La vitrine du Musée d'Art et d'Histoire de Cholet où la gravure du maréchal-ferrant dit de la Vendée est présentée aux côtés d'une statue de Bara
Le cartel nous décrit cette œuvre comme une gravure de Jacques-Louis Coppia (1749-1799), réalisée d’après un dessin de Jacques-Henri Sablet (1749-1803), présentée au Salon de 1795. On lit que les épreuves définitives portent le texte suivant : « Ce brave homme, ayant appris que les chouans avaient attaqué les patriotes très près de sa commune, quitta sa forge, et marcha à leur rencontre sans autres armes que son marteau, en terrassa un grand nombre, et revint après la victoire, chargé des dépouilles de plusieurs de ces brigands ».
Ce maréchal-ferrant est dit « de la Vendée »
mais les montagnes de l'arrière-plan trahissent sa véritable origine.
Tout cela est cependant aussi faux que l’histoire encore plus célèbre de « l'héroïne de Saint-Milhier » que j’ai présentée ici. « Le maréchal-ferrant de la Vendée » a d’ailleurs connu la même trajectoire. Il apparaît la première fois dans le Recueil des actions héroïques et civiques des républicains français compilées en l’an II par Léonard Bourdon (1754-1807). Ce député du Loiret fut chargé par le comité d’instruction publique de la Convention de la rédaction d’un ouvrage destiné à être lu dans les assemblées populaires et les écoles, afin d’édifier l'auditoire par l'exemple des vertus républicaines. On y croise quantité de personnages, le plus souvent des citoyens anonymes ou de simples soldats, qui s’illustrèrent par leur comportement et par leurs actes de résistance aux ennemis de l’extérieur, comme de l’intérieur.
Le maréchal-ferrant luttait en fait contre les Piémontais
Celui qui deviendra « le maréchal-ferrant de la Vendée » apparaît au début du premier Recueil, à la XVIIe notice : « 15 brumaire, l’an second. Dans une des actions qui, en dernier lieu ont été si fatales aux Piémontois, un forgeron quitta son enclume pour voler au combat. Accoutumé à battre le fer avec son marteau, il ne croit pas pouvoir employer une meilleure arme pour battre les satellites du despote sarde : il ajuste à son marteau un long manche, et se jette dans la mêlée. Après la victoire, il a rapporté son marteau teint de sang, et le manche écaillé de coups de sabre : c’étoit Hercule portant sa massue fumante encore du sang des monstres qu’il venoit d’écraser. »

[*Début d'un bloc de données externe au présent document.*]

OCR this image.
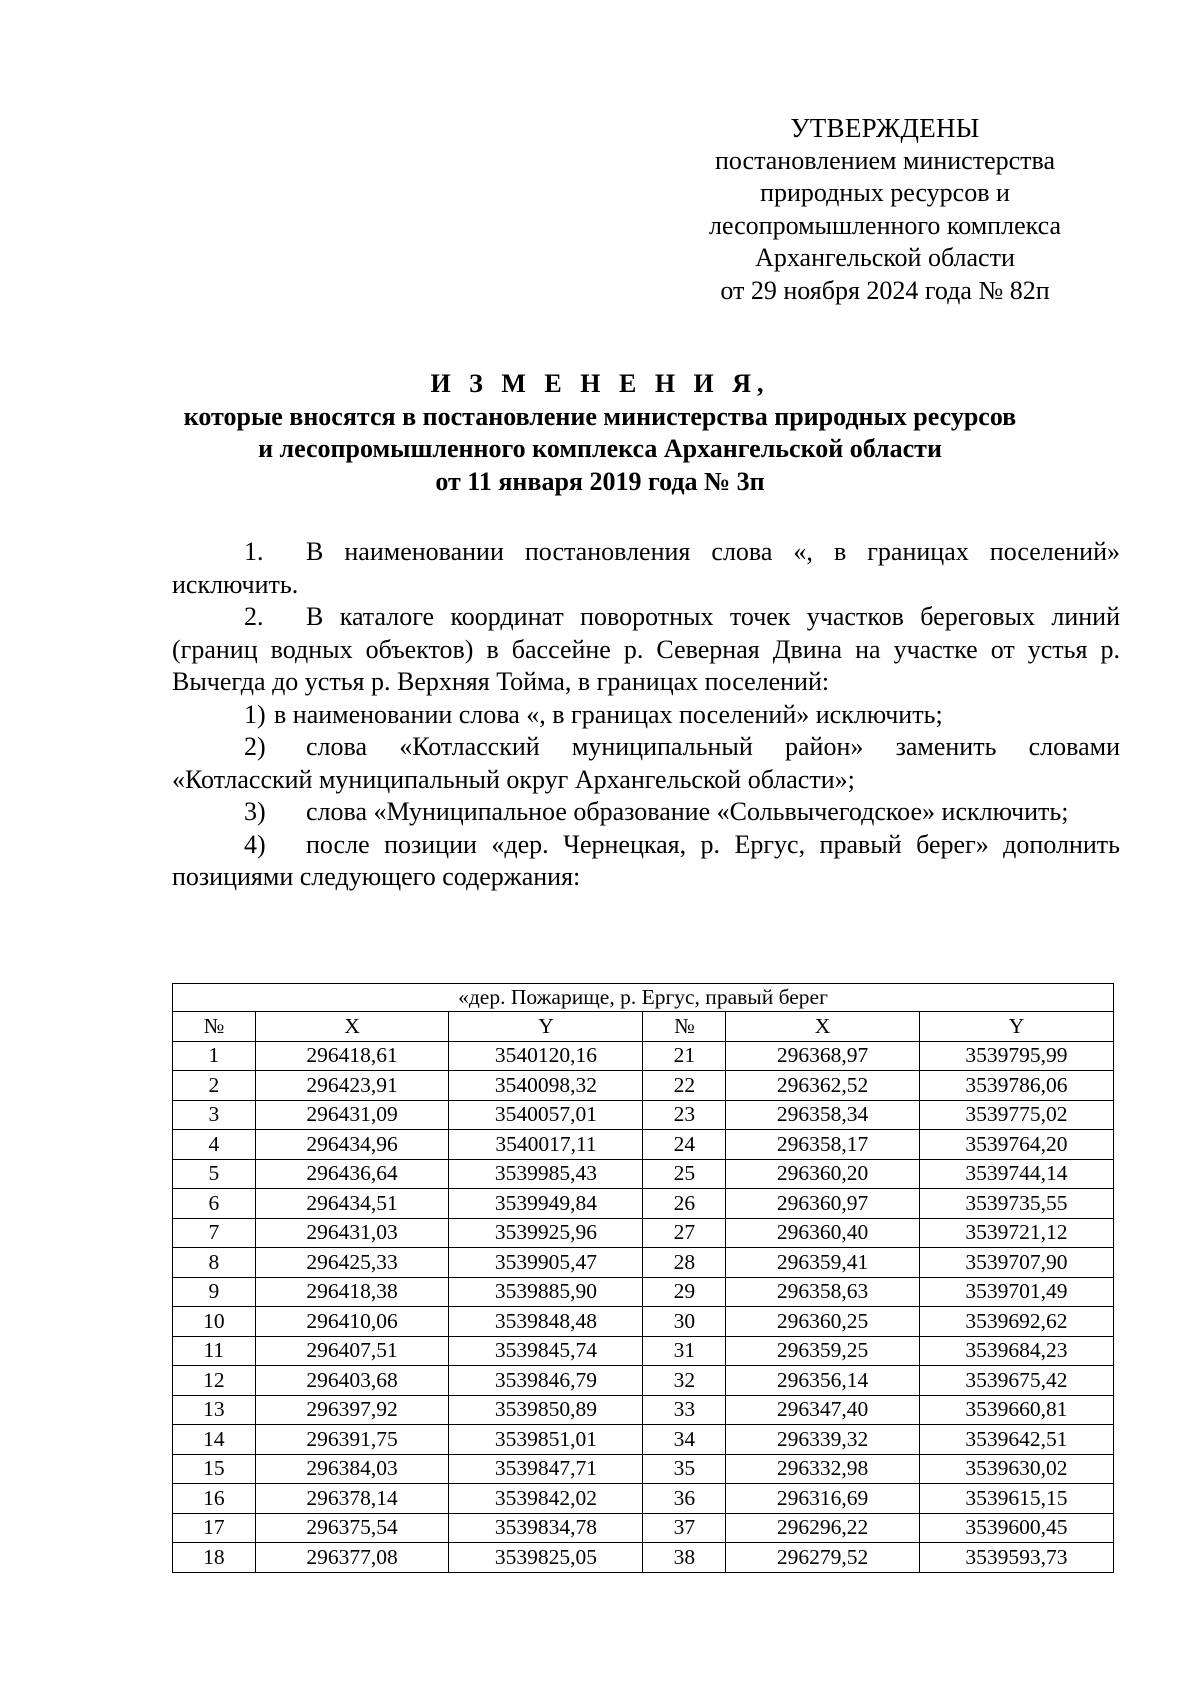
УТВЕРЖДЕНЫ
постановлением министерства
природных ресурсов и
лесопромышленного комплекса
Архангельской области
от 29 ноября 2024 года № 82п
И З М Е Н Е Н И Я,
которые вносятся в постановление министерства природных ресурсов
и лесопромышленного комплекса Архангельской области
от 11 января 2019 года № 3п

1. В наименовании постановления слова «, в границах поселений» исключить.

2. В каталоге координат поворотных точек участков береговых линий (границ водных объектов) в бассейне р. Северная Двина на участке от устья р. Вычегда до устья р. Верхняя Тойма, в границах поселений:

1) в наименовании слова «, в границах поселений» исключить;

2) слова «Котласский муниципальный район» заменить словами «Котласский муниципальный округ Архангельской области»;

3) слова «Муниципальное образование «Сольвычегодское» исключить;

4) после позиции «дер. Чернецкая, р. Ергус, правый берег» дополнить позициями следующего содержания:

«дер. Пожарище, р. Ергус, правый берег					
№	X	Y	№	X	Y
1	296418,61	3540120,16	21	296368,97	3539795,99
2	296423,91	3540098,32	22	296362,52	3539786,06
3	296431,09	3540057,01	23	296358,34	3539775,02
4	296434,96	3540017,11	24	296358,17	3539764,20
5	296436,64	3539985,43	25	296360,20	3539744,14
6	296434,51	3539949,84	26	296360,97	3539735,55
7	296431,03	3539925,96	27	296360,40	3539721,12
8	296425,33	3539905,47	28	296359,41	3539707,90
9	296418,38	3539885,90	29	296358,63	3539701,49
10	296410,06	3539848,48	30	296360,25	3539692,62
11	296407,51	3539845,74	31	296359,25	3539684,23
12	296403,68	3539846,79	32	296356,14	3539675,42
13	296397,92	3539850,89	33	296347,40	3539660,81
14	296391,75	3539851,01	34	296339,32	3539642,51
15	296384,03	3539847,71	35	296332,98	3539630,02
16	296378,14	3539842,02	36	296316,69	3539615,15
17	296375,54	3539834,78	37	296296,22	3539600,45
18	296377,08	3539825,05	38	296279,52	3539593,73
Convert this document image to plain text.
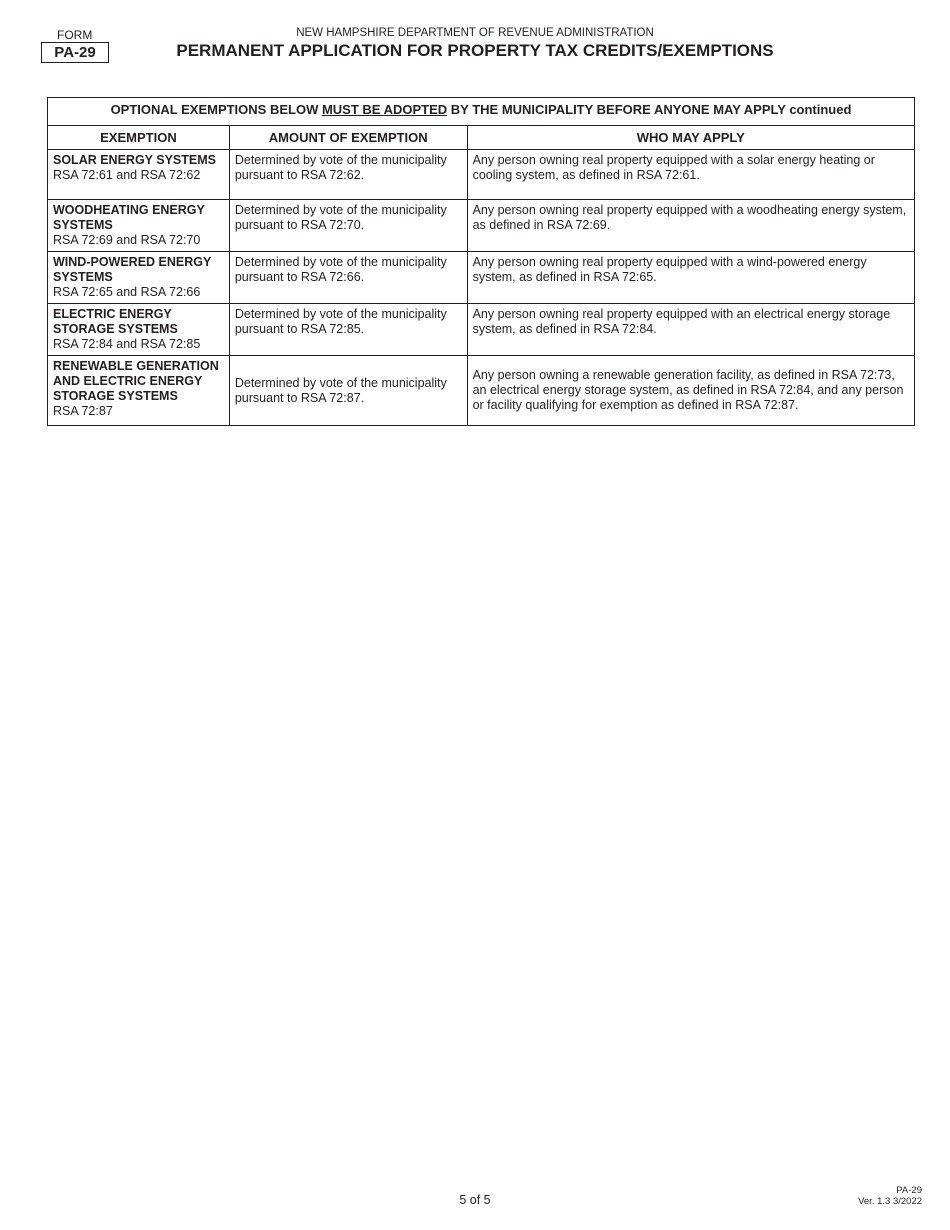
FORM
PA-29
NEW HAMPSHIRE DEPARTMENT OF REVENUE ADMINISTRATION
PERMANENT APPLICATION FOR PROPERTY TAX CREDITS/EXEMPTIONS
OPTIONAL EXEMPTIONS BELOW MUST BE ADOPTED BY THE MUNICIPALITY BEFORE ANYONE MAY APPLY continued		
EXEMPTION	AMOUNT OF EXEMPTION	WHO MAY APPLY

SOLAR ENERGY SYSTEMS
RSA 72:61 and RSA 72:62	Determined by vote of the municipality pursuant to RSA 72:62.	Any person owning real property equipped with a solar energy heating or cooling system, as defined in RSA 72:61.

WOODHEATING ENERGY SYSTEMS
RSA 72:69 and RSA 72:70	Determined by vote of the municipality pursuant to RSA 72:70.	Any person owning real property equipped with a woodheating energy system, as defined in RSA 72:69.

WIND-POWERED ENERGY SYSTEMS
RSA 72:65 and RSA 72:66	Determined by vote of the municipality pursuant to RSA 72:66.	Any person owning real property equipped with a wind-powered energy system, as defined in RSA 72:65.

ELECTRIC ENERGY STORAGE SYSTEMS
RSA 72:84 and RSA 72:85	Determined by vote of the municipality pursuant to RSA 72:85.	Any person owning real property equipped with an electrical energy storage system, as defined in RSA 72:84.

RENEWABLE GENERATION AND ELECTRIC ENERGY STORAGE SYSTEMS
RSA 72:87	Determined by vote of the municipality pursuant to RSA 72:87.	Any person owning a renewable generation facility, as defined in RSA 72:73, an electrical energy storage system, as defined in RSA 72:84, and any person or facility qualifying for exemption as defined in RSA 72:87.
5 of 5
PA-29
Ver. 1.3 3/2022
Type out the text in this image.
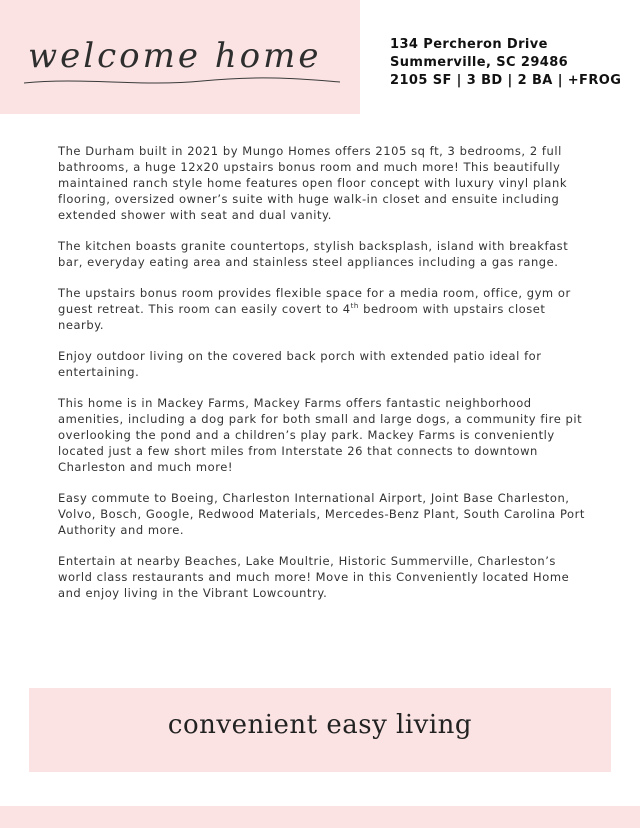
welcome home	134 Percheron Drive
Summerville, SC 29486
2105 SF | 3 BD | 2 BA | +FROG

The Durham built in 2021 by Mungo Homes offers 2105 sq ft, 3 bedrooms, 2 full bathrooms, a huge 12x20 upstairs bonus room and much more! This beautifully maintained ranch style home features open floor concept with luxury vinyl plank flooring, oversized owner’s suite with huge walk-in closet and ensuite including extended shower with seat and dual vanity.

The kitchen boasts granite countertops, stylish backsplash, island with breakfast bar, everyday eating area and stainless steel appliances including a gas range.

The upstairs bonus room provides flexible space for a media room, office, gym or guest retreat. This room can easily covert to 4th bedroom with upstairs closet nearby.

Enjoy outdoor living on the covered back porch with extended patio ideal for entertaining.

This home is in Mackey Farms, Mackey Farms offers fantastic neighborhood amenities, including a dog park for both small and large dogs, a community fire pit overlooking the pond and a children’s play park. Mackey Farms is conveniently located just a few short miles from Interstate 26 that connects to downtown Charleston and much more!

Easy commute to Boeing, Charleston International Airport, Joint Base Charleston, Volvo, Bosch, Google, Redwood Materials, Mercedes-Benz Plant, South Carolina Port Authority and more.

Entertain at nearby Beaches, Lake Moultrie, Historic Summerville, Charleston’s world class restaurants and much more! Move in this Conveniently located Home and enjoy living in the Vibrant Lowcountry.

convenient easy living
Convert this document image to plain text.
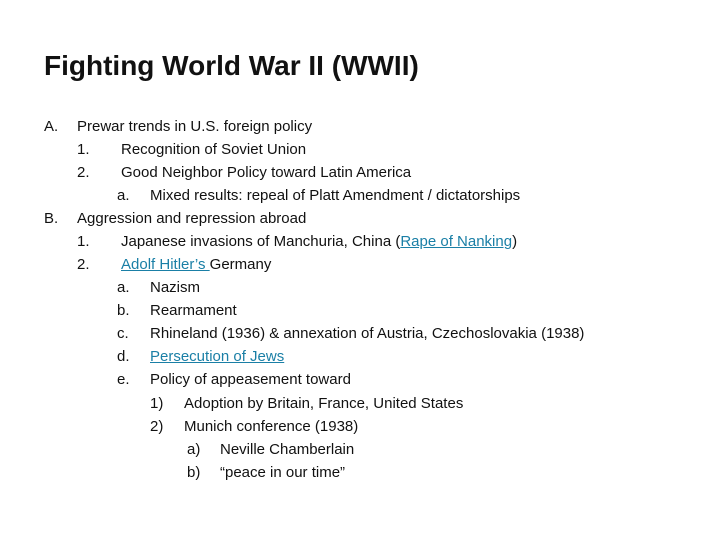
Fighting World War II (WWII)
A. Prewar trends in U.S. foreign policy
1. Recognition of Soviet Union
2. Good Neighbor Policy toward Latin America
a. Mixed results: repeal of Platt Amendment / dictatorships
B. Aggression and repression abroad
1. Japanese invasions of Manchuria, China (Rape of Nanking)
2. Adolf Hitler’s Germany
a. Nazism
b. Rearmament
c. Rhineland (1936) & annexation of Austria, Czechoslovakia (1938)
d. Persecution of Jews
e. Policy of appeasement toward
1) Adoption by Britain, France, United States
2) Munich conference (1938)
a) Neville Chamberlain
b) “peace in our time”
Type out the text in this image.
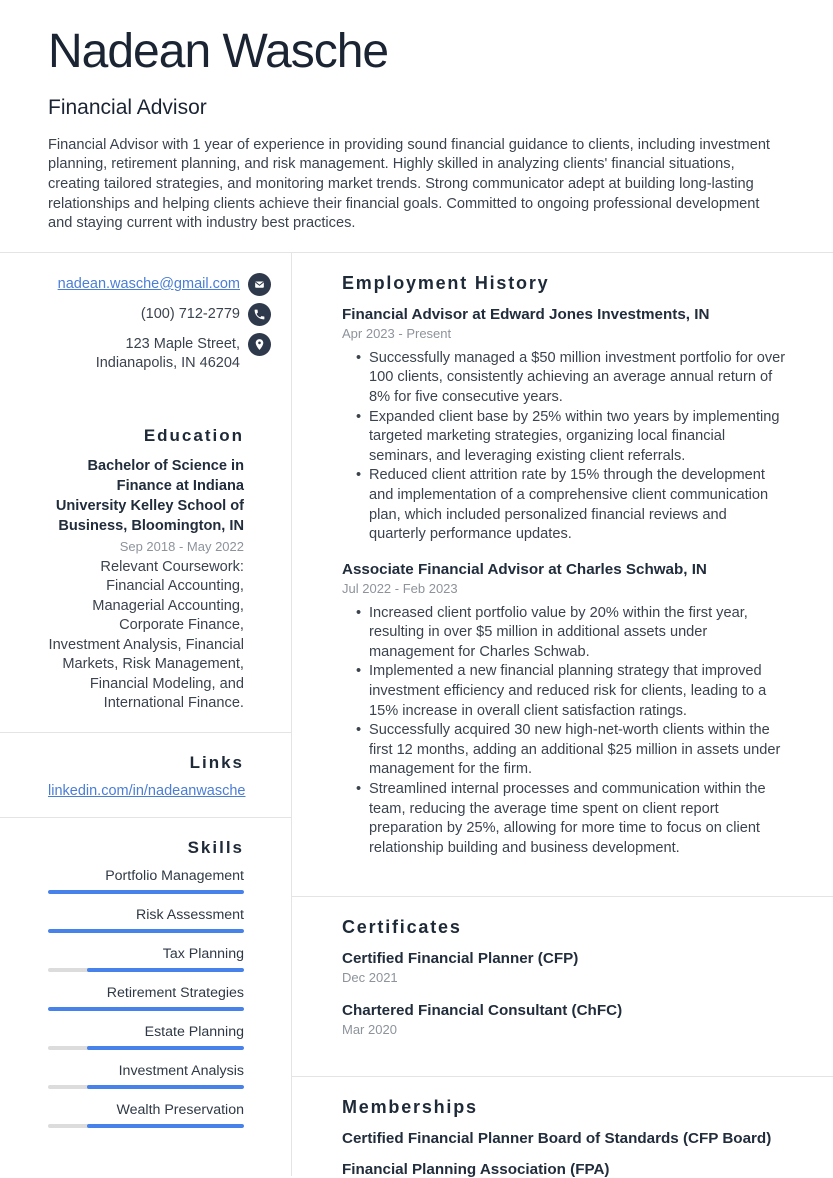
Nadean Wasche
Financial Advisor
Financial Advisor with 1 year of experience in providing sound financial guidance to clients, including investment planning, retirement planning, and risk management. Highly skilled in analyzing clients' financial situations, creating tailored strategies, and monitoring market trends. Strong communicator adept at building long-lasting relationships and helping clients achieve their financial goals. Committed to ongoing professional development and staying current with industry best practices.
nadean.wasche@gmail.com
(100) 712-2779
123 Maple Street, Indianapolis, IN 46204
Education
Bachelor of Science in Finance at Indiana University Kelley School of Business, Bloomington, IN
Sep 2018 - May 2022
Relevant Coursework: Financial Accounting, Managerial Accounting, Corporate Finance, Investment Analysis, Financial Markets, Risk Management, Financial Modeling, and International Finance.
Links
linkedin.com/in/nadeanwasche
Skills
Portfolio Management
Risk Assessment
Tax Planning
Retirement Strategies
Estate Planning
Investment Analysis
Wealth Preservation
Employment History
Financial Advisor at Edward Jones Investments, IN
Apr 2023 - Present
• Successfully managed a $50 million investment portfolio for over 100 clients, consistently achieving an average annual return of 8% for five consecutive years.
• Expanded client base by 25% within two years by implementing targeted marketing strategies, organizing local financial seminars, and leveraging existing client referrals.
• Reduced client attrition rate by 15% through the development and implementation of a comprehensive client communication plan, which included personalized financial reviews and quarterly performance updates.
Associate Financial Advisor at Charles Schwab, IN
Jul 2022 - Feb 2023
• Increased client portfolio value by 20% within the first year, resulting in over $5 million in additional assets under management for Charles Schwab.
• Implemented a new financial planning strategy that improved investment efficiency and reduced risk for clients, leading to a 15% increase in overall client satisfaction ratings.
• Successfully acquired 30 new high-net-worth clients within the first 12 months, adding an additional $25 million in assets under management for the firm.
• Streamlined internal processes and communication within the team, reducing the average time spent on client report preparation by 25%, allowing for more time to focus on client relationship building and business development.
Certificates
Certified Financial Planner (CFP)
Dec 2021
Chartered Financial Consultant (ChFC)
Mar 2020
Memberships
Certified Financial Planner Board of Standards (CFP Board)
Financial Planning Association (FPA)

Deux extraits du livre de Léonard Bourdon : le décret de la Convention du 10 nivôse an II (30 décembre 1793) qui ordonne que le Recueil des actions héroïques et civiques… soit envoyé aux municipalités, aux armées, aux sociétés populaires et aux écoles ; et le paragraphe sur le forgeron qui lutta contre les Piémontais (et qui précède celui sur Bara)
Voilà donc l’histoire de ce personnage, qui n’a rien à voir avec la Vendée, ni avec de prétendus chouans. L’action se serait passée le 5 novembre 1793 (15 brumaire an II), quelque temps après que le royaume de Piémont-Sardaigne, membre de la Première Coalition, eut inquiété la République lors du soulèvement de Lyon contre la Convention. Les Piémontais luttaient en effet depuis plusieurs mois pour récupérer la Savoie et le comté de Nice, envahis par les troupes révolutionnaires en septembre 1792, puis annexés comme département du Mont-Blanc le 27 novembre suivant, et des Alpes-Maritimes le 4 février 1793. Il y a plutôt lieu de rechercher ce maréchal-ferrant herculéen du côté du Dauphiné ou de la Provence.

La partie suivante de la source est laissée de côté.